2. Check if If ESXi host was just reinstalled or updated
If so, check if issue is After update to ESXi 7.0 Update 3 vSphere HA fails to enable
Otherwise, ensure that the FDM agent on the affected host(s) matches the vCenter version

To remove the vSphere HA agent VIB:
  1. Put the host into maintenance mode
  2. Follow How to run vSphere HA agent remove script in ESXi to remove vSphere HA agent from the ESXi host.
  3. If the vSphere HA remove script fails, run this command to directly remove the FDM agent VIB from the ESXi host:
esxcli software vib remove -n vmware-fdm
  1. Exit maintenance mode.
  2. Reinstall the VIB per step 1, above

3. Check  time settings:
  1. NTP settings and current time for vCenter
  2. NTP settings and current time for an affected ESXi host
  3. NTP settings and curent time for a known good ESXi host
  4. If any discrepancy in times, fix the settings so the devices all match and verify they are synchronized.

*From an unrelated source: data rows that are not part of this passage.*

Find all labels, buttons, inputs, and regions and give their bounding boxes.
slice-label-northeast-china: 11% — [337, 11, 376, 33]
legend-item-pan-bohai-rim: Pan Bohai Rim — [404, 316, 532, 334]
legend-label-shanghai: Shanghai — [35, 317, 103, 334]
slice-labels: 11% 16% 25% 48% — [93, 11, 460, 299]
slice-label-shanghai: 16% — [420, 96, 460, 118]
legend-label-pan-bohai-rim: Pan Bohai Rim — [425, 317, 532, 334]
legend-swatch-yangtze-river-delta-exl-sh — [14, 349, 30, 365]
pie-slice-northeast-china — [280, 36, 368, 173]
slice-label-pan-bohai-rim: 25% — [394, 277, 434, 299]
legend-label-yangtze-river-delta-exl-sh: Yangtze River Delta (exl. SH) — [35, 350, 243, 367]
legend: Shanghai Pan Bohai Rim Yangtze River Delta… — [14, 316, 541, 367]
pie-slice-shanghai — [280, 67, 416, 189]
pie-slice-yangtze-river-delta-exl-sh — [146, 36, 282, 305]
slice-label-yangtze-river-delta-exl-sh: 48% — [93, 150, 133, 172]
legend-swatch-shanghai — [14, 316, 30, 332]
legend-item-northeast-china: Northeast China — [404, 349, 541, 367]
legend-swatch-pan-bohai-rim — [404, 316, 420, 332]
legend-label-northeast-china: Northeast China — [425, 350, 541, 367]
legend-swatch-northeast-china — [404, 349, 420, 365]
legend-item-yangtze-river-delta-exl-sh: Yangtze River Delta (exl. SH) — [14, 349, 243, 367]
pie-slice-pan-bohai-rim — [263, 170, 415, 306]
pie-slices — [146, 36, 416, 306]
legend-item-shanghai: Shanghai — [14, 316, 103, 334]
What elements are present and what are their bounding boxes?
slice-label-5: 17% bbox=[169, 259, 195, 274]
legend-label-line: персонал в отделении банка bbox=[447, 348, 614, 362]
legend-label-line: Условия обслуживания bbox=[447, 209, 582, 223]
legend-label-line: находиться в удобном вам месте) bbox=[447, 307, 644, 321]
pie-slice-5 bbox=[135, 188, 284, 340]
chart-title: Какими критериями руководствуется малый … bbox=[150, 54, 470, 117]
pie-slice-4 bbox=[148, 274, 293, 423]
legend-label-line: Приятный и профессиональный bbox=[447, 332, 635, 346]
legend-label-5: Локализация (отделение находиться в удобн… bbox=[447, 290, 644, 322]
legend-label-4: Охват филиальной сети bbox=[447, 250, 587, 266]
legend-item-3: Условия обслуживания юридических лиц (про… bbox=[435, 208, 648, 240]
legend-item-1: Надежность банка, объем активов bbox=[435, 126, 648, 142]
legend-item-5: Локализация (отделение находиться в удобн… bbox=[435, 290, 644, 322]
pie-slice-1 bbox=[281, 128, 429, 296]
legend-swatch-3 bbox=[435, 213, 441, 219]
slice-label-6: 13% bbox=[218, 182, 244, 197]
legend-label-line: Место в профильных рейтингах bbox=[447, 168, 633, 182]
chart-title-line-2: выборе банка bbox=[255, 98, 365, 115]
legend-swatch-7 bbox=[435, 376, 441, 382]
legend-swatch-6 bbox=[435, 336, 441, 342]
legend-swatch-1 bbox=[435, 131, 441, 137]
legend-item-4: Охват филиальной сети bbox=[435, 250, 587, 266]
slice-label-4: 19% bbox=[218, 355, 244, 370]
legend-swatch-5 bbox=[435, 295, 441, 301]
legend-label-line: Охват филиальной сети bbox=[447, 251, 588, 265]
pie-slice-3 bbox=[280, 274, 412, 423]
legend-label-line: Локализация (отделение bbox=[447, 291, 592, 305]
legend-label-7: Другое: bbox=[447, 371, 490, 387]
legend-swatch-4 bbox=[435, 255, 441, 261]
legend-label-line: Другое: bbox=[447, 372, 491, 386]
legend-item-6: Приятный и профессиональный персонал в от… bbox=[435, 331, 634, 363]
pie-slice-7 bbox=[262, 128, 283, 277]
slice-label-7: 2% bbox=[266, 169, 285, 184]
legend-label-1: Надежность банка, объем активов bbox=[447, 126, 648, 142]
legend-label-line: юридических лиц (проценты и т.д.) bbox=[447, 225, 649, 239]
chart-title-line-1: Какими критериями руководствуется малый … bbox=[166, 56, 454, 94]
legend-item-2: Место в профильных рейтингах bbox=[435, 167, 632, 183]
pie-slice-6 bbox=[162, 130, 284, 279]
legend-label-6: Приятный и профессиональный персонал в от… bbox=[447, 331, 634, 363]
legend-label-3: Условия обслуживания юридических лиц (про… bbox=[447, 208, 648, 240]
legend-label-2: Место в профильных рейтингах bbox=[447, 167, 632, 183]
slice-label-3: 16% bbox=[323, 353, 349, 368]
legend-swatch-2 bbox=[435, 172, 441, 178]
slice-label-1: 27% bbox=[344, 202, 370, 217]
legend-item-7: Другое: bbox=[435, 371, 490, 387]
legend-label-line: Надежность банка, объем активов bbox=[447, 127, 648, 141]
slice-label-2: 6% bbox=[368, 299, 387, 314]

4. Ensure network communication
  1. Management network connectivity between the vCenter and the affected ESXi host
  2. Management network connectivity between a good ESXi host and the affected ESXi host
  3. If connectivity fails, troubleshoot the network issue, ensuring required ports are open and affected host settings match good host settings including distributed virtual switch (DVS) ports used.
vCenter to affected host, substituting the host management IP:
curl -v telnet://<ESXi host IP>:443
curl -v telnet://
<ESXi host IP>:902

Good Host in cluster to affected host, substituting the vmk and host management IP:
vmkping -I <management vmk, usually vmk0> <affected host IP>

if affected host is not set up on a virtual distributed switch but the working hosts are, add the affected host to DVS to match them per Add Hosts to a vSphere Distributed Switch

5. Ensure storage communication
 
If the cluster is a vSAN cluster:
  1. Ensure there are at least 3 ESXi hosts in the cluster.
  2. Ensure the host has vSAN vmkernel networking set up per How to configure vSAN VMkernel networking.
For any sort of cluster:
Check that the host has reliable access to the heartbeat datastores
 
6. Check whether the agent on the host has failed and the watchdog process is unable to restart it

7. Check whether all hosts in the cluster have a failed vSphere HA status

If so, this is likely due to problems with the FDM VIB due to a common VIB configuration or other issue.
Follow Error: "vSphere HA agent cannot be correctly installed or configured"
 
8. If problems persist, follow other resolution steps available in Error: "vSphere HA agent cannot be correctly installed or configured"


Additional Information

For more information on the function of vSphere HA in event of a host failure, see: Determining if your VMware vSphere HA cluster has experienced a host failure
For more information about vSphere Availability, see https://docs.vmware.com/en/VMware-vSphere/7.0/vsphere-esxi-vcenter-server-70-availability-guide.pdf

Impact/Risks:
Virtual machines on an ESXi host which is not properly running the agent or able to connect to other hosts for vSphere High availability will not be able to fail over VMs in case of host failure.

Some add-on software such as vSphere VMware Cloud Foundation might not install or update if there are hosts affected by the error in the vCenter being used for installation.